Un buon osservatore, il più oggettivo possibile, registrerebbe tra i governi più conflitti che cooperazione.

 

Senza dubbio aveva ragione Churchill quando sosteneva che i trattati servono a risolvere i problemi del passato ma anche ad originare quelli del futuro. Lo statista che aveva disegnato col proprio dito molti confini (nel medio Oriente, ma anche in Africa) sapeva per esperienza che per rimettere in moto un processo storico era sufficiente non applicare più, ma interpretare un trattato, spostando nel tempo e rinnovando nei contenuti norme, obblighi, condizioni. Qualche cosa del genere è capitata con Trattato di Maastricht, poi rinforzato ad Amsterdam, che ha avviato l’Unione monetaria e l’euro. La moneta unica ha un valore che corre lungo metaforiche montagne russe: è salita ed è discesa per il prezzo del petrolio, per l’elezione del presidente degli Stati Uniti o per gli scossoni nel bacino mediterraneo, più che per gli interventi della Banca centrale europea sul mercato dei cambi. Ma non sono soltanto questi indizi di sovranità limitata a preoccupare. Perché resta da appurare se l’euro servirà effettivamente agli scopi per cui è stato varato.

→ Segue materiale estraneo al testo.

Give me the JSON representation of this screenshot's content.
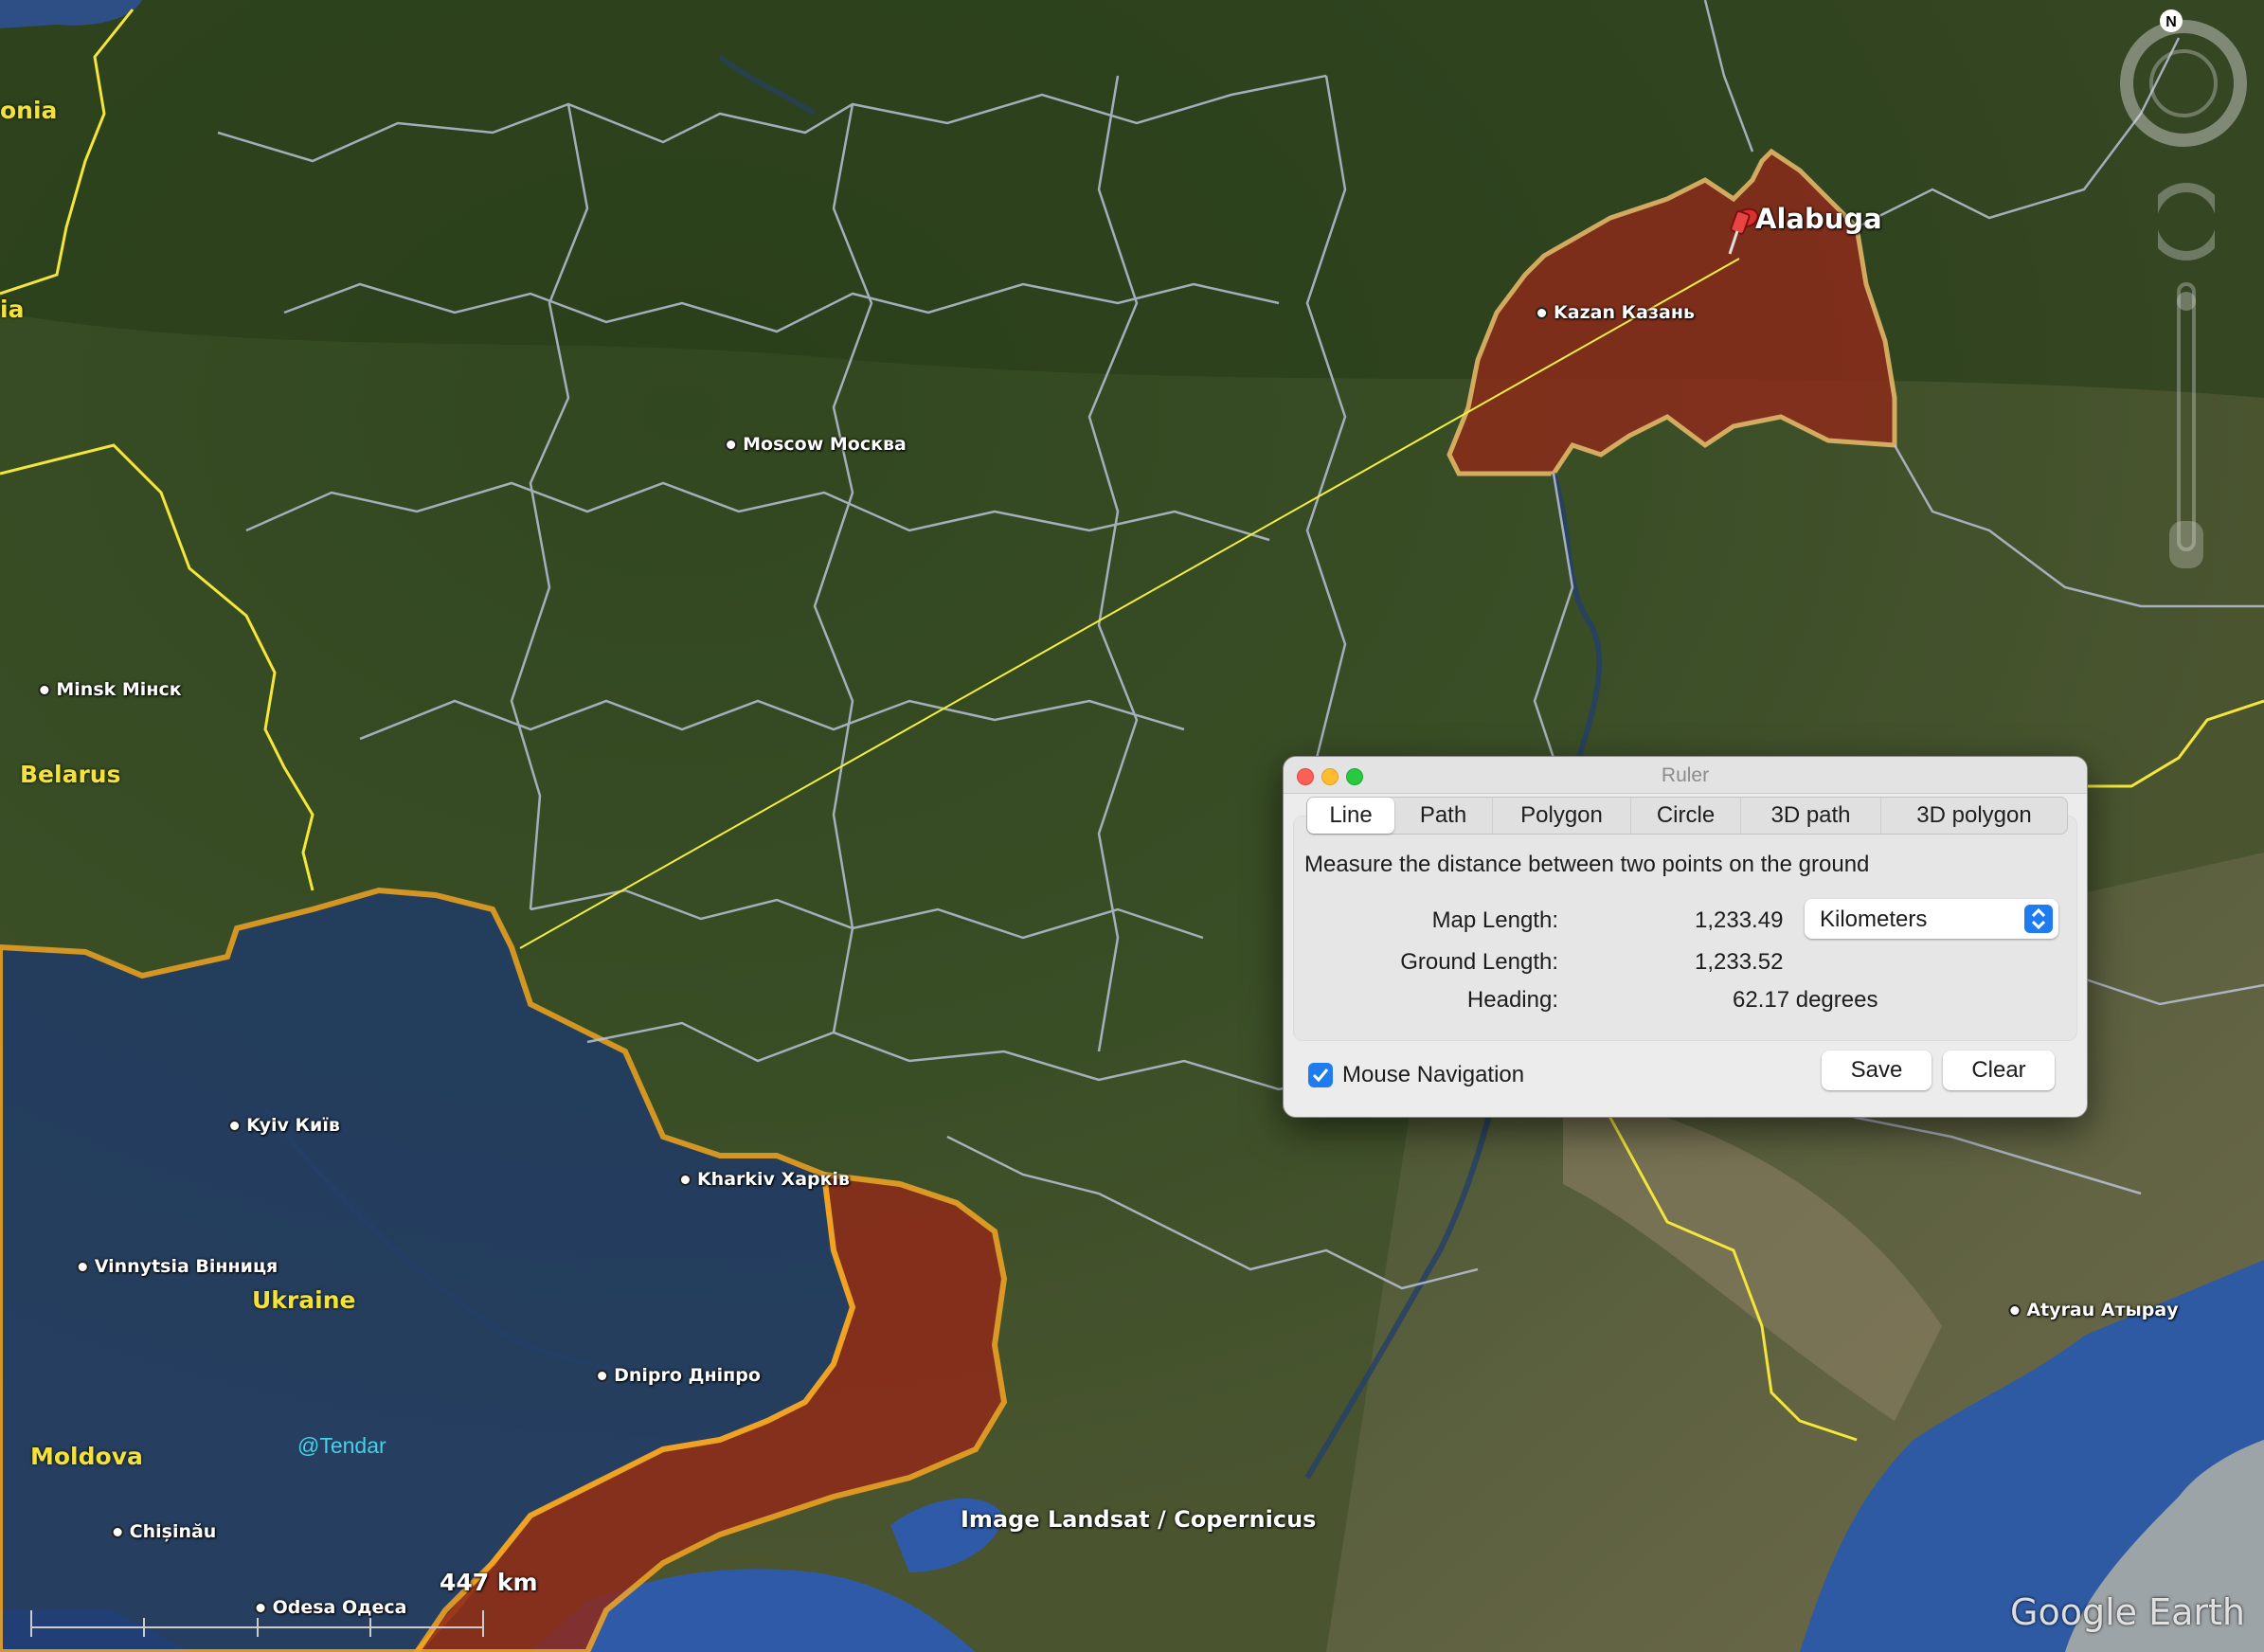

Il giudizio positivo sulla moneta unica europea si basa, dal punto di vista italiano, sulla nostra attuale modesta inflazione. Il giudizio negativo, invece, considera la perdita di valore che l’euro ha registrato sul mercato dei cambi nei suoi primi due anni di vita. L’uno e l’altro degli indicatori e dei giudizi ad essi collegati non colgono il problema principale dell’Unione europea, che è all’origine del progetto euro: grazie alla moneta unica migliora la qualità del mercato comune e vi è quindi una crescita del reddito e del benessere. Un miglioramento che riguarda soltanto i Paesi che condividono l’euro.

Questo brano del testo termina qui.